(1.) This is a second appeal by the plaintiff's in a suit for ejectment under Section 180, New Tenancy Act (17 of 1939). The dispute in this case relates to a small plot numbered 3647/1 having an area of 1 bigha 3 biswas. This plot is contiguous to another plot numbered 3647/2 which has an area of 2 bighas and 9 biswas. These two plots are sub-divisions of a large plot which at the old settlement was numbered 4019. The two plots are situated in the same mohal but it appears that the mohal was partitioned 15 years or so before the institution of the suit and at that partition the plot in dispute, i. e., 3647/1, was allotted to the plaintiffs, whereas the other plot 3647/2 fell within the share of the defendant. The plaintiffs and the defendant, who is the respondent in this Court, are admittedly cosharers in the mohal. The plaintiffs case was that they had planted a grove in the plot in dispute some ten years before the institution of the suit but after some years the defendant had taken wrongful possession of the plot and on this simple allegation they sued to eject him under Section 180, New Tenancy Act, 17 of 1939.
(2.) The defendant-respondent raised two main pleas in his written statement, firstly, that he was in adverse proprietary possession of the plot in dispute for more than twelve years and secondly, that he was a grove holder of the plot in dispute with the permission of the plaintiffs. It will be noticed at once that these two pleas are mutually destructive of each other. It may be mentioned here that the defendant-respondent also pleaded in his written statement that the suit was not cognizable by the revenue Court because it related to grove land. Even this plea does not appear to have any real foundation, but the fact remains that it was raised in the written statement and an issue was framed by the Court upon it. With regard to the first plea that the defendant-respondent was in adverse proprietary possession of the plot in dispute for more than-12 years the learned Assistant Collector who tried the suit framed an issue and under the provisions of Section 286, New Tenancy Act, submitted the record to the civil Court for the decision of that issue. The plea of proprietary right raised by the defendant respondent was obviously quite inconsistent with his other plea that he was a grove holder with the permission of the plaintiffs and was consequently clearly untenable and it may be safely presumed that it was intended solely to oust the jurisdiction of the revenue Court. If these points had been taken into consideration by the learned Assistant Collector, he might well have refused to frame an issue on the plea of proprietary right and to submit it for the decision of the civil Court because Expln. I to Sub-section (1) of Section 286 clearly provides: A plea of proprietary right which is clearly untenable and intended solely to oust the jurisdiction of the revenue Courts shall not be deemed to raise a question of proprietary right within the meaning of this section.

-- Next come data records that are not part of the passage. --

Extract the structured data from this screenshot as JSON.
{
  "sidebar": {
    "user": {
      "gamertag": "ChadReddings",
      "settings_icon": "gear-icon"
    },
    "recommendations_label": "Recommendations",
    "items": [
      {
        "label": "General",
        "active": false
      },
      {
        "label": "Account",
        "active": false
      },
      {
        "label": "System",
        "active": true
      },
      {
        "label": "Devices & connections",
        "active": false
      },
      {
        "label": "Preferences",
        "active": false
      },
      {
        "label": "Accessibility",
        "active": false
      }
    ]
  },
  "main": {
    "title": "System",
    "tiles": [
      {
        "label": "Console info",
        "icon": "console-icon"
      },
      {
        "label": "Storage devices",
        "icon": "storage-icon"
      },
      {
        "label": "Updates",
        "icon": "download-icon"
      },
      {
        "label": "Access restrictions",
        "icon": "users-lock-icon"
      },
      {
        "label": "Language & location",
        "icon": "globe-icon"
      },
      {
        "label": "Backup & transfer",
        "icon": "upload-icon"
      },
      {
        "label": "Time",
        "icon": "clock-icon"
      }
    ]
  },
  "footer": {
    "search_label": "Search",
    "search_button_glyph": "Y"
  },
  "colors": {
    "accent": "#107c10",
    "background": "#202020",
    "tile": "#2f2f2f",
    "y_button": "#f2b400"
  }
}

(3.) When the matter came up for hearing before the civil Court the defendant- respondent's counsel made a statementto the effect that it was not the defendant-respondent's case that he was in adverse proprietary possession of the land in dispute and that all that he claimed was that he was a grove-holder with the permission of the plaintiffs. Thereupon the civil Court had no option but to decide the issue framed on the question of proprietary right against the defendant-respondent and to return the record to the revenue Court. The learned Assistant Collector decreed the plaintiffs suit holding that the grove standing on the land in suit had been planted by the plaintiffs and that the defendant- respondent had taken wrongful possession of the grove only seven years before the institution of the suit. On the question of jurisdiction also the learned Assistant Collector held that the suit was clearly cognizable by the revenue Court. From that decree the defendant-respondent went up in appeal to the District Judge. It is important to note that in his memorandum of appeal he again raised the question of jurisdiction in the third ground of appeal which runs as follows: "That the lower Court had no jurisdiction to hear the suit". It may also be noted that at the end of the memorandum of appeal the defendant-respondent clearly stated that he was filing an appeal in the Court of the District Judge for two reasons: firstly because an issue had. been framed in the case on the question of proprietary right and had been submitted for decision to the civil Court and secondly, because a question of jurisdiction was involved. The appeal was heard by the learned Additional Civil Judge to whom it was transferred by the District Judge. The learned Additional Civil Judge allowed the appeal and dismissed the plaintiffs suit holding that the grove existing on the plot in dispute had been planted by the defendant- respondent more than-12 years before the institution of the suit with the permission of the plaintiffs-appellants. As that finding was enough for the disposal of the appeal and the dismissal of the plaintiffs suit, the learned Additional Civil Judge did not consider the question of jurisdiction raised in the memorandum of appeal. From this decree of the learned Additional Civil Judge the plaintiffs have come up in second appeal to this Court.